# Permutation Test with Covariates – A Comprehensive Guide

nonparametricpermutation-test

I would like to perform a permutation test on a dataset with several batches and would like to take those batches into account during testing. Similar to a linear model variable ~ explanatory_variable + batch.

To illustrate what I mean, let's consider the following toy example:

There are two main types of lung cancer: Adenocarcionoma (LUAD) and squamous cell carcinoma (LUSC). The gene NKX2-1 is a known marker for LUAD tumor cells. Let's assume it is expressed 1.5x as much in LUAD compared to LUSC. Let's also assume our dataset consists of two batches that (for whatever reason) happen to have different baseline expressions of NKX2-1. In each dataset, the LUAD and LUSC patients are highly imbalanced:

batch # LUSC # LUAD NKX2-1 expr in LUSC NKX2-1 expr in LUAD
1 30 3 4 6
2 3 30 2 3

Ignoring batch effects, simply comparing the mean between datasets will incorrectly lead to the conclusion NKX2-1 were expressed at a higher level in LUSC. That's why usually I would use a linear model NKX2-1 ~ tumor_type + batch.

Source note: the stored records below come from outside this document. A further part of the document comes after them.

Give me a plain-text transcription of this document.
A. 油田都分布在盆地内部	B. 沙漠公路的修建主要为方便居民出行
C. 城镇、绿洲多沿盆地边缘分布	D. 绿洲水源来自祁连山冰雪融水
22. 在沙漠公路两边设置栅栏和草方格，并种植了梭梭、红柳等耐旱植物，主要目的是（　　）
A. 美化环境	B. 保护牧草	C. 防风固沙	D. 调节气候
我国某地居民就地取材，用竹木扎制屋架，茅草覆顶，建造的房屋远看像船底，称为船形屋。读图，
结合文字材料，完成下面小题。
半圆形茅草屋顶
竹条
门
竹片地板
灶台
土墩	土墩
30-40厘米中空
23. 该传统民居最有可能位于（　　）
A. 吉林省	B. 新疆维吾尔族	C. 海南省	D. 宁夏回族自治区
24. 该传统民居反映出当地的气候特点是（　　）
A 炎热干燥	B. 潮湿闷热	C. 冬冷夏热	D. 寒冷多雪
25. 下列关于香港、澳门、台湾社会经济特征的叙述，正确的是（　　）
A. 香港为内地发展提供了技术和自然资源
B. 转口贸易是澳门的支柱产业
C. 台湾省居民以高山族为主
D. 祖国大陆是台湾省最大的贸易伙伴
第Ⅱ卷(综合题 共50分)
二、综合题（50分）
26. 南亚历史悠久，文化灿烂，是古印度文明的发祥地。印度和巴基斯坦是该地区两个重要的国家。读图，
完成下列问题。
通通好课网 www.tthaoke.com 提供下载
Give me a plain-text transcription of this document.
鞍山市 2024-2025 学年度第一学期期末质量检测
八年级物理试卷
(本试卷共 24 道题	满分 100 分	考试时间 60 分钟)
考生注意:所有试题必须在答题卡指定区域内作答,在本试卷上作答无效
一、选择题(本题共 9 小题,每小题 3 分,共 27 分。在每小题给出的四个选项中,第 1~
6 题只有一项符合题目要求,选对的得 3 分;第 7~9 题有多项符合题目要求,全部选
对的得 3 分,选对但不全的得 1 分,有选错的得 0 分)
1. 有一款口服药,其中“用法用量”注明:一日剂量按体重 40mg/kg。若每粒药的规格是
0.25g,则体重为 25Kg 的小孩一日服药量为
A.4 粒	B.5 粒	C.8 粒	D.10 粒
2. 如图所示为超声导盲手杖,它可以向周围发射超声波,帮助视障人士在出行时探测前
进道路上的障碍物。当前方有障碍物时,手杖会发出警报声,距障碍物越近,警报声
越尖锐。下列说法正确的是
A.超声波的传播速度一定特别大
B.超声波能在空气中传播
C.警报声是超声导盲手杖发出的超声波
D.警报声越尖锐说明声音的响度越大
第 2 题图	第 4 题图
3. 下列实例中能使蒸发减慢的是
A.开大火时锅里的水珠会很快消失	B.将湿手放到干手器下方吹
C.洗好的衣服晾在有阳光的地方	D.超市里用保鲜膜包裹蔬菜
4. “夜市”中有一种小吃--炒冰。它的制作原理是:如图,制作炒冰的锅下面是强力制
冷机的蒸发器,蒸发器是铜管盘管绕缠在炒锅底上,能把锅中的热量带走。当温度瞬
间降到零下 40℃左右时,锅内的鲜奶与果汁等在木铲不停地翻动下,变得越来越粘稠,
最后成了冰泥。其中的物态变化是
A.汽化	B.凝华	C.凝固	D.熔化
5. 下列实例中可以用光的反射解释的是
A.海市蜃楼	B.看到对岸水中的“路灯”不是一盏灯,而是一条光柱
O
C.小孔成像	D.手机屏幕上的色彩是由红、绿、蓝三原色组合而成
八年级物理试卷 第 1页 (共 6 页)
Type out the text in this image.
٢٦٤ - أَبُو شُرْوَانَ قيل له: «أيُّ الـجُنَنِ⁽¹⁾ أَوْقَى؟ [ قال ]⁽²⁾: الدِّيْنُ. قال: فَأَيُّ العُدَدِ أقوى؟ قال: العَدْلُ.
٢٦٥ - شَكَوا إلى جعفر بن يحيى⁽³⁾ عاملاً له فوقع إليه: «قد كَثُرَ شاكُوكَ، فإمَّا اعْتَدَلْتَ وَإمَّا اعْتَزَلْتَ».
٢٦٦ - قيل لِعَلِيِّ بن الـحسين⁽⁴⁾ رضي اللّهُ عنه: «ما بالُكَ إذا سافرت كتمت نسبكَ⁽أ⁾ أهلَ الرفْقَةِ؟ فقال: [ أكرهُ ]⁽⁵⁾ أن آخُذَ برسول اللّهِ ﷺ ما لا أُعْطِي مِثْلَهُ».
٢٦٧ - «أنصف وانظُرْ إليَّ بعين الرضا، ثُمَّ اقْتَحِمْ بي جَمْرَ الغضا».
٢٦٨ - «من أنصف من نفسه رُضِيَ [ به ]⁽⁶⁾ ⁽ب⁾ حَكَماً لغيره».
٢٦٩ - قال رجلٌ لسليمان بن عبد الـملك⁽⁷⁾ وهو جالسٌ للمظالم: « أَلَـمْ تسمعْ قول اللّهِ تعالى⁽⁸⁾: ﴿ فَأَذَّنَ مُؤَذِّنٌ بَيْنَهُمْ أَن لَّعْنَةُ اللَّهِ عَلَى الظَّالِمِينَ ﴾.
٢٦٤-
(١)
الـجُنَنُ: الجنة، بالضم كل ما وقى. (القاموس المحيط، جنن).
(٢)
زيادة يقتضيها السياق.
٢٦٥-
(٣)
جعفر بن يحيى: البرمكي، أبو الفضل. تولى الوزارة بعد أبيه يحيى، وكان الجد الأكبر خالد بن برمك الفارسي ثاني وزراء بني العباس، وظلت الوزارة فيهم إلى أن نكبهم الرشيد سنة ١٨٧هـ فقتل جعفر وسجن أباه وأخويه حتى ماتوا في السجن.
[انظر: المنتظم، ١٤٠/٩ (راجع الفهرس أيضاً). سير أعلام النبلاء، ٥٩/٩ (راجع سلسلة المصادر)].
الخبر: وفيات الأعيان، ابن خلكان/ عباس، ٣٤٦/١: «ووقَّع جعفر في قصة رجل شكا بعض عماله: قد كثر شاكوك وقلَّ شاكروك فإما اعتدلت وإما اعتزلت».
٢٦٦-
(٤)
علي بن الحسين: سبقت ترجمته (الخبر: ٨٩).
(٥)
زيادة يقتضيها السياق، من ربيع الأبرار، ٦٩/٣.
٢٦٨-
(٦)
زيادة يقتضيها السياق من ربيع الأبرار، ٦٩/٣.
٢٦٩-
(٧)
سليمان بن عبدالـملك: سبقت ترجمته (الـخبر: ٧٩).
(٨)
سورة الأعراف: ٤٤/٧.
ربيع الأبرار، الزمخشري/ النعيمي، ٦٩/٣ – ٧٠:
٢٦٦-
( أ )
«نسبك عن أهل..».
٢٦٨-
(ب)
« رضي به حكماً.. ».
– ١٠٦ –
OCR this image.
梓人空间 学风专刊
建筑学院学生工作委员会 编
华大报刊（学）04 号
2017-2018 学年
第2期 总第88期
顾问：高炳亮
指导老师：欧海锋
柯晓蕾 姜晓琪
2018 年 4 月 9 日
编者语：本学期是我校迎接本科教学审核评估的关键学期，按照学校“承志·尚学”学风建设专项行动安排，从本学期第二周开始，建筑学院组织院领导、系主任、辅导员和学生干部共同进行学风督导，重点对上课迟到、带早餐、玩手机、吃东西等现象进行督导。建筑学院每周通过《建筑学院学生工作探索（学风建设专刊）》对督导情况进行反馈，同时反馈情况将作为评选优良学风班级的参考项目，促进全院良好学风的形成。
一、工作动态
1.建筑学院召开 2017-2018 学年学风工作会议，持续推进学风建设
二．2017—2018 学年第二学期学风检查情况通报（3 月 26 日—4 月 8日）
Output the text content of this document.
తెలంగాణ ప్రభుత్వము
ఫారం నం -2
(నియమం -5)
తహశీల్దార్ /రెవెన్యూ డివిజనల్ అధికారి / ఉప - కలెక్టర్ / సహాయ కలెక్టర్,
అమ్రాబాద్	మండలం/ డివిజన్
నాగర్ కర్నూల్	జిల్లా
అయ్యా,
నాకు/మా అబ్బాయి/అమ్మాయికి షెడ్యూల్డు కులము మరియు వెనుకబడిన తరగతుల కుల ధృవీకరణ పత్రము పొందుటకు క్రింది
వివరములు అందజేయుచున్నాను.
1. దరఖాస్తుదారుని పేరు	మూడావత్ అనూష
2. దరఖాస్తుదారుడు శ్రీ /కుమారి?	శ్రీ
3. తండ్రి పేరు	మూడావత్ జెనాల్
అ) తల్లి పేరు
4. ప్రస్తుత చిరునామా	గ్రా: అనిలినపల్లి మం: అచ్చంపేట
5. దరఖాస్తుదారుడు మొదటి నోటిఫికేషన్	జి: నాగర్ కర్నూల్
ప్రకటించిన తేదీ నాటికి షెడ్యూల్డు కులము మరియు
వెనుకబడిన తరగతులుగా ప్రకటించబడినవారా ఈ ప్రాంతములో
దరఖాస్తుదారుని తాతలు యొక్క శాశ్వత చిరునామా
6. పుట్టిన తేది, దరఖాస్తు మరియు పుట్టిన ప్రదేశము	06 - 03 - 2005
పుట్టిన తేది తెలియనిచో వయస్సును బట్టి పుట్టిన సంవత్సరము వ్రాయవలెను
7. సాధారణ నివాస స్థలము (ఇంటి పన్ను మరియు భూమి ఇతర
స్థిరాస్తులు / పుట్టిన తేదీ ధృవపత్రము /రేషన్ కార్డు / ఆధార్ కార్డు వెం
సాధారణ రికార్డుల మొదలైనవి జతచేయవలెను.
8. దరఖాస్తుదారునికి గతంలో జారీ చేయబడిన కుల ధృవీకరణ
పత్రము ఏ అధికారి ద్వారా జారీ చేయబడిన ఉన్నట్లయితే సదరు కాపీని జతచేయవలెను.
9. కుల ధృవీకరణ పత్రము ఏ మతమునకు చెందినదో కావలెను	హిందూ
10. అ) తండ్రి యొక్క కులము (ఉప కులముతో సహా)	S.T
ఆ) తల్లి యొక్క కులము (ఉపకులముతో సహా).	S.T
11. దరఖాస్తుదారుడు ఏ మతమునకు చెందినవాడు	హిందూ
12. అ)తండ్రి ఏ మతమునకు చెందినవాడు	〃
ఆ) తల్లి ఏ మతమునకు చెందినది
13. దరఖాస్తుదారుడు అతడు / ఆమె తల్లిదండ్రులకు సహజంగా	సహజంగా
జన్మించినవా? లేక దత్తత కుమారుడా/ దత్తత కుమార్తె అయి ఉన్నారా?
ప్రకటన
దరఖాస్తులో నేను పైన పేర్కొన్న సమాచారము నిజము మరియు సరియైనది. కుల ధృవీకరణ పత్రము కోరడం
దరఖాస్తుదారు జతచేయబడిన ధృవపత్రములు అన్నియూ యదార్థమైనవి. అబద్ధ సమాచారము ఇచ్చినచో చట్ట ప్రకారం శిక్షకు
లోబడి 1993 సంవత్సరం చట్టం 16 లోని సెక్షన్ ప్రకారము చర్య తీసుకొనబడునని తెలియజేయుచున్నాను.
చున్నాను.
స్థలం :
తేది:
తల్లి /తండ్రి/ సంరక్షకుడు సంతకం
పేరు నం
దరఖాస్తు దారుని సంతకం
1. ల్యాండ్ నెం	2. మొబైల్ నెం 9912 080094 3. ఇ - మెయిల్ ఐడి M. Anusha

Unfortunately, my real data are not gene expression (for which established statistical models exist) and violate the normality assumption, which is why I would like to perform a permutation test instead. Is there an established way to perform a permutation test that takes batches (or other covariates) into account?

Here's some Python code playing with above example:

import numpy as np
import pandas as pd
import scipy.stats
import statsmodels.formula.api as smf
np.random.seed(0)

# for the sake of the example, use a normal distribution.
# The real data violates normality assumption
lusc1 = np.random.normal(loc=4, scale=1, size=30)
lusc2 = np.random.normal(loc=2, scale=1, size=3)

df = pd.DataFrame().assign(
tumor_type=["LUSC"] * 30 + ["LUAD"] * 3 + ["LUSC"] * 3 + ["LUAD"] * 30,
dataset=["batch1"] * 33 + ["batch2"] * 33,
)

# Compute fold-change of LUSC compared to LUAD
np.mean(df.loc[lambda x: x["tumor_type"] == "LUAD", "expr"]) / np.mean(
df.loc[lambda x: x["tumor_type"] == "LUSC", "expr"]
)
# Huh, so the expression is actually less in LUAD!?
0.71248
model = smf.ols("expr ~ C(tumor_type, Treatment('LUSC')) + dataset", data=df)
res = model.fit()
res.summary()

Using a linear model, I correctly get a positive coefficient for tumor_type. But how can I achieve the same with a permutation test?